- Born: October 10, 2003 (age 22) Georgetown, Ontario, Canada
- Genres: Pop
- Occupations: Singer, songwriter, dancer
- Instruments: Vocals, ukulele
- Years active: 2015–present

= Vivian Hicks =

Canadian singer-songwriter and dancer

Vivian Hicks (born October 10, 2003) is a Canadian singer-songwriter and dancer. She was a Mini Pop Kid, a finalist on The Launch, and a golden ticket winner on American Idol.

== Life and career ==
Vivian Hicks was born and raised in Georgetown, Ontario. She started singing and dancing when she was three years old and began uploading YouTube videos when she was four years old. At the age of 10, she performed in the Toronto Zoo’s New Year’s Eve Talent Showcase. She has won awards and scholarships for her singing and dancing and plays ukulele. She attended Holy Cross Catholic Elementary School and Centennial Public School for middle school and was later homeschooled.

Hicks had desired to be a Mini Pop Kid idol since she was seven years old and tried out three times before being chosen at the age of 11. As part of the group, she toured across Ontario and recorded the Mini Pop Kids 13 CD, which was released on November 27, 2015. She also started recording her first single, "#DISS". The song came out when she was 12 years old and garnered 100,000 views on YouTube within its first few weeks. She released her second single, "Start Over", in 2017.
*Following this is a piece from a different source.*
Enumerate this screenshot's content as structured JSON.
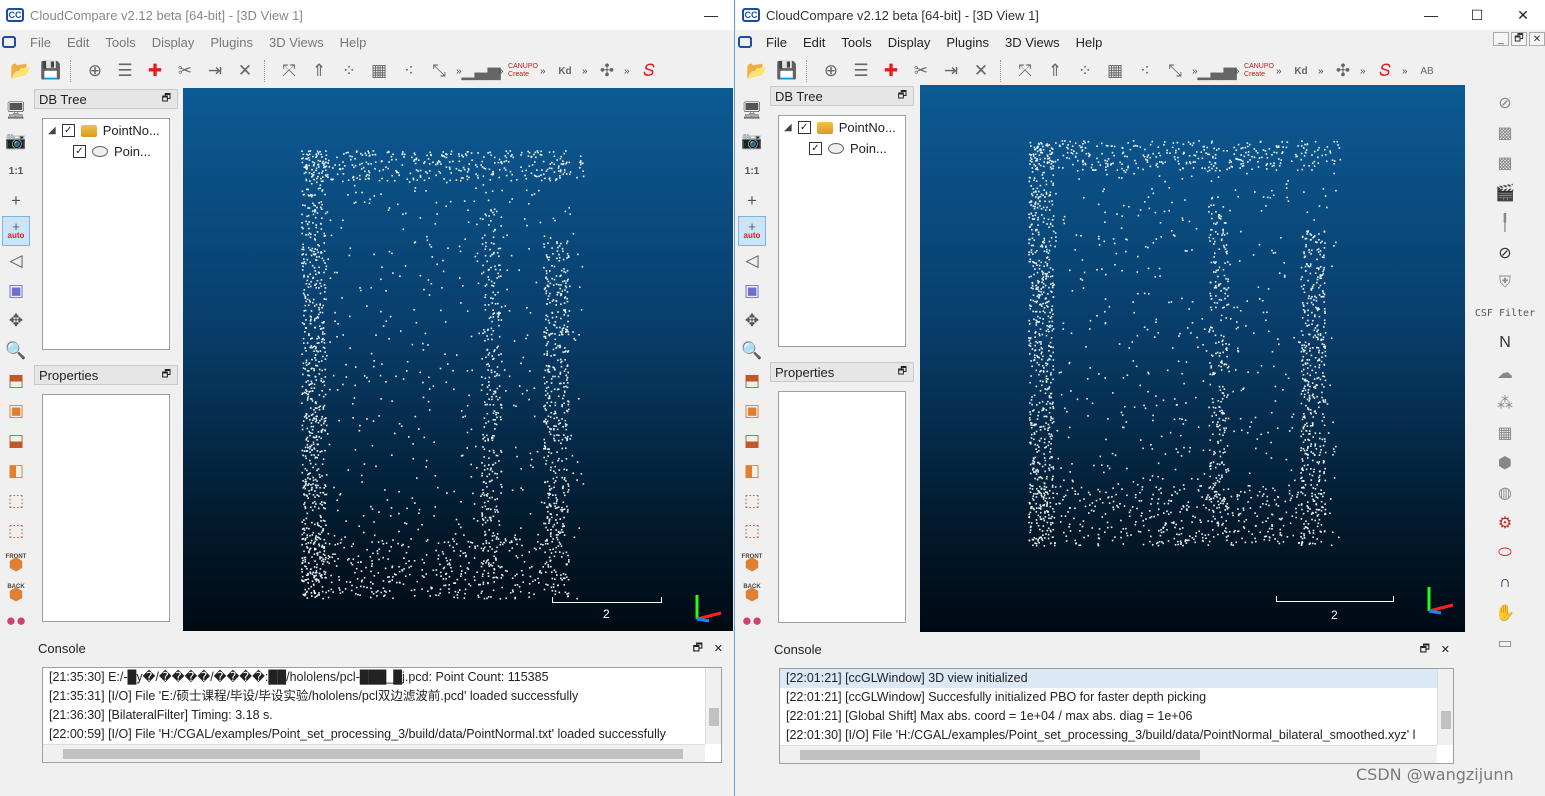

In 2018, Hicks competed on the first season of The Launch, on which she received one-on-one training from Shania Twain. Although she did not win the show, she was signed by Scott Borchetta, CEO of Big Machine Records and executive producer of The Launch. She recorded one original song, "Fan Girl", through Big Machine Records before dropping the label, citing the controversy with Taylor Swift as her reason for leaving.

In 2020, Hicks became the first Canadian to win a golden ticket on American Idol. Entertainment Tonight Canada labeled her "one of the most high-profile talents" to audition that year because she had 1.3 million followers on TikTok and 386,000 followers on Instagram at the time of her audition. Her audition never aired, which Mick Joest of CinemaBlend called a "glaring omission" because she was "seemingly on another level from other competitors showcased thus far."

== Cultural influence ==
Hicks is an anti-bullying advocate and attended an anti-bullying rally at each of the Wichita Falls ISD middle schools in 2017. The rallies were sponsored by the Bullies Reality Foundation.

In October 2019, Hicks began wearing a toque in support of #HatsForHope, an annual campaign hosted by the Brain Tumour Foundation. She became the face of the campaign in 2021 when her grandmother Maarit died of stage 4 brain cancer.